2-Velâyetin anne ya da babaya verilmesi, daha çok çocuğu ilgilendiren, onun menfaatine ilişkin bir husus olduğuna göre, gerek yukarıda açıklanan Birleşmiş Milletler Çocuk Hakları Sözleşmesinin 12. ve Çocuk Haklarının Kullanılmasına İlişkin Avrupa Sözleşmesinin 3. ve 6. maddelerinde yer alan hükümler, gerekse velayete ilişkin yasal düzenlemeler karşısında, velayeti düzenlenen çocuğun, idrak çağında olması halinde, kendisini yakından ilgilendiren bu konuda ona danışılması ve görüşünün alınması gerekir. Mahkemece yaşı nedeniyle idrak çağında bulunan ortak çocuk 2011 doğumlu ...”in velayeti konusunda görüşüne başvurulmadan karar verilmiştir. Bu nedenle ortak çocuğun bizzat ya da istinabe yoluyla eğitim, kültür, yaşam olanakları bakımından nerede yaşamak istediği konusunda bilgilendirilerek, velayet hakkındaki tercihinin hakim tarafından kendisinden sorulması (Yargıtay HGK 16.03.2012 tarih 2011/2-884 esas 2012/197 karar ile 22.01.2014 tarih 2013/2-2085 esas, 2014/30 karar sayılı kararları) ve gerektiğinde yeniden psikolog, pedagog ve sosyal çalışmacı niteliğindeki uzman veya uzmanlardan (4787 sayılı Kanun m.5) ortak çocukların anne ve baba yanındaki barınma ve yaşama koşullarını da değerlendirir içerikte sosyal inceleme raporu alınması ve tüm deliller birlikte değerlendirilip, ebeveynlerinden hangisi yanında kalmasının çocuğun menfaatine olacağı tespit edilip, sonucuna göre karar verilmesi gerekirken, eksik inceleme ile yazılı şekilde karar verilmesi isabetli bulunmamış, bozmayı gerektirmiştir.

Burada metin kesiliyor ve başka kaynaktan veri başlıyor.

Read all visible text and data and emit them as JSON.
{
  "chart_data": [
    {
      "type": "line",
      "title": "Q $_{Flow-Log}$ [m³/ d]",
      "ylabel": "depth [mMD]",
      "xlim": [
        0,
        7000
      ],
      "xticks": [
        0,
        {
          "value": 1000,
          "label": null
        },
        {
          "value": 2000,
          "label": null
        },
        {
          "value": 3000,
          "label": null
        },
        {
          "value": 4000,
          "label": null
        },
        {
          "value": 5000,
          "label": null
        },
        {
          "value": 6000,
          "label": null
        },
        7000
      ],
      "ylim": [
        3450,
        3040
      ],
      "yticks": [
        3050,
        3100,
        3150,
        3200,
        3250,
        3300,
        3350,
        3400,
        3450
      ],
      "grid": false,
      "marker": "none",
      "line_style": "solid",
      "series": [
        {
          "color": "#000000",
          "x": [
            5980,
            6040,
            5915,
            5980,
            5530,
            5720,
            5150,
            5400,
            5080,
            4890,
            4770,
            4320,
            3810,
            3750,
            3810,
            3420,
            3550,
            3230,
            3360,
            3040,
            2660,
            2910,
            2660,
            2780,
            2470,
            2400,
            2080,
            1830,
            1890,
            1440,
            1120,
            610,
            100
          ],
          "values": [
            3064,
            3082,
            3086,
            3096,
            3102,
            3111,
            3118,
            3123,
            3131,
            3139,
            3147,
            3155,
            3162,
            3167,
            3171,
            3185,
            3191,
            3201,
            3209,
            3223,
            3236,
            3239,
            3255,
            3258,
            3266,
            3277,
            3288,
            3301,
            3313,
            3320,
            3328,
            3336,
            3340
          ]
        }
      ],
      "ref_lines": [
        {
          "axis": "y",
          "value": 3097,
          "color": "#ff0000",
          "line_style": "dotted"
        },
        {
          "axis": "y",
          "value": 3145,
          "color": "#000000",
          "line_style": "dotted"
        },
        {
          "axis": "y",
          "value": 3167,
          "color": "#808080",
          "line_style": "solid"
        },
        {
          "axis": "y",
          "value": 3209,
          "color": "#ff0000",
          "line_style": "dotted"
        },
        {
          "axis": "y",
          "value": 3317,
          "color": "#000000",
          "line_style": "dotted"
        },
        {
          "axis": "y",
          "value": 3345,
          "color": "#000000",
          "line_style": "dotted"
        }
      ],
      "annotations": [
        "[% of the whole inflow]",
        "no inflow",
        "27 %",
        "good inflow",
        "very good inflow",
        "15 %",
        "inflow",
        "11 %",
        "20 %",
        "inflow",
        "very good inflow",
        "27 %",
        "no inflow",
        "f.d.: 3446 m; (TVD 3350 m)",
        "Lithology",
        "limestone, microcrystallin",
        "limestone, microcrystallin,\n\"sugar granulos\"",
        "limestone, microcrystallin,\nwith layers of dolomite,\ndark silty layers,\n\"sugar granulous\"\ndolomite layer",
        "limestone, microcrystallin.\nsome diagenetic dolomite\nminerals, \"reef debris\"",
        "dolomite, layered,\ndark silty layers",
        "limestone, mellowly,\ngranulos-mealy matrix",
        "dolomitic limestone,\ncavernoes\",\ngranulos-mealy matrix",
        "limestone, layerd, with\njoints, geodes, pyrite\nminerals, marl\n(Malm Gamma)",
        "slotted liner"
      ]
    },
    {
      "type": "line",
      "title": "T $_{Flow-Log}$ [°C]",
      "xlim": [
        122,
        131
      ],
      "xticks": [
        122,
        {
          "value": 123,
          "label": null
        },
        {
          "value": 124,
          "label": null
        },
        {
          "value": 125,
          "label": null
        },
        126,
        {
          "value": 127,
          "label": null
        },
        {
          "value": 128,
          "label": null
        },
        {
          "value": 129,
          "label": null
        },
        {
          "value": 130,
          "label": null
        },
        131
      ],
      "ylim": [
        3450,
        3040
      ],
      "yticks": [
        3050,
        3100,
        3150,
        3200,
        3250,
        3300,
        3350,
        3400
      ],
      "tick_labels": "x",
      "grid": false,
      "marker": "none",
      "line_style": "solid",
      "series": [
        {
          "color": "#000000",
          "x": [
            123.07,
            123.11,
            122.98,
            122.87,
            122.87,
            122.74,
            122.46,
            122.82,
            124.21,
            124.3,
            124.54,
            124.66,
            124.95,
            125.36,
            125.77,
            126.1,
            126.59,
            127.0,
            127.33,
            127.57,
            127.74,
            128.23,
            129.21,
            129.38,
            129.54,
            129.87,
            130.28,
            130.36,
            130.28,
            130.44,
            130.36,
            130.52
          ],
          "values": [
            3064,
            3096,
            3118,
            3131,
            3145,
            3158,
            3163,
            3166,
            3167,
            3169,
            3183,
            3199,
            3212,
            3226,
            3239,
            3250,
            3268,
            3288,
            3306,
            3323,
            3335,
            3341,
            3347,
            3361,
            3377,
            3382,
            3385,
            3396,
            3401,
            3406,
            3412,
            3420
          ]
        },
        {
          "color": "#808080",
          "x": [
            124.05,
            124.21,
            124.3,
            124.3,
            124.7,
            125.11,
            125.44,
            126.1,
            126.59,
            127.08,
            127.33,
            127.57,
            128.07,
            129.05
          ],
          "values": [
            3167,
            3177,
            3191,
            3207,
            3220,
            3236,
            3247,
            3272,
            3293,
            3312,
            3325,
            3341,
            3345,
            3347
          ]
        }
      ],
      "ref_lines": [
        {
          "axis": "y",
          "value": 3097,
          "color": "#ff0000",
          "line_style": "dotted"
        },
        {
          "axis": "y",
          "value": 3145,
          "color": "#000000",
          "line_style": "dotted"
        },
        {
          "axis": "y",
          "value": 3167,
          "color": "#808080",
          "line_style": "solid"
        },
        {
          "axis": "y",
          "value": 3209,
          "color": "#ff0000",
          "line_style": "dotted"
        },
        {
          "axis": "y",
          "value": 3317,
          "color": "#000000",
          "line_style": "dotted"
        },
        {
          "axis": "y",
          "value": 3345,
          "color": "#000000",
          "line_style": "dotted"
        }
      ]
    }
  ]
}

SONUÇ:Yukarıda açıklanan sebeplerle ilgili bölge adliye mahkemesinin kararının KALDIRILMASINA, ilk derece mahkemesi kararının yukarıda (2.) bentte gösterilen sebeple BOZULMASINA, bozma kapsamı dışında kalan temyize konu diğer bölümlerin ise yukarıda 1. bentte gösterilen sebeple ONANMASINA, temyiz peşin harcın istek halinde yatırana geri verilmesine, dosyanın ilk derece mahkemesine, karardan bir örneğinin ilgili bölge adliye mahkemesi hukuk dairesine gönderilmesine oybirliğiyle karar verildi. 17.03.2022 (Prş.)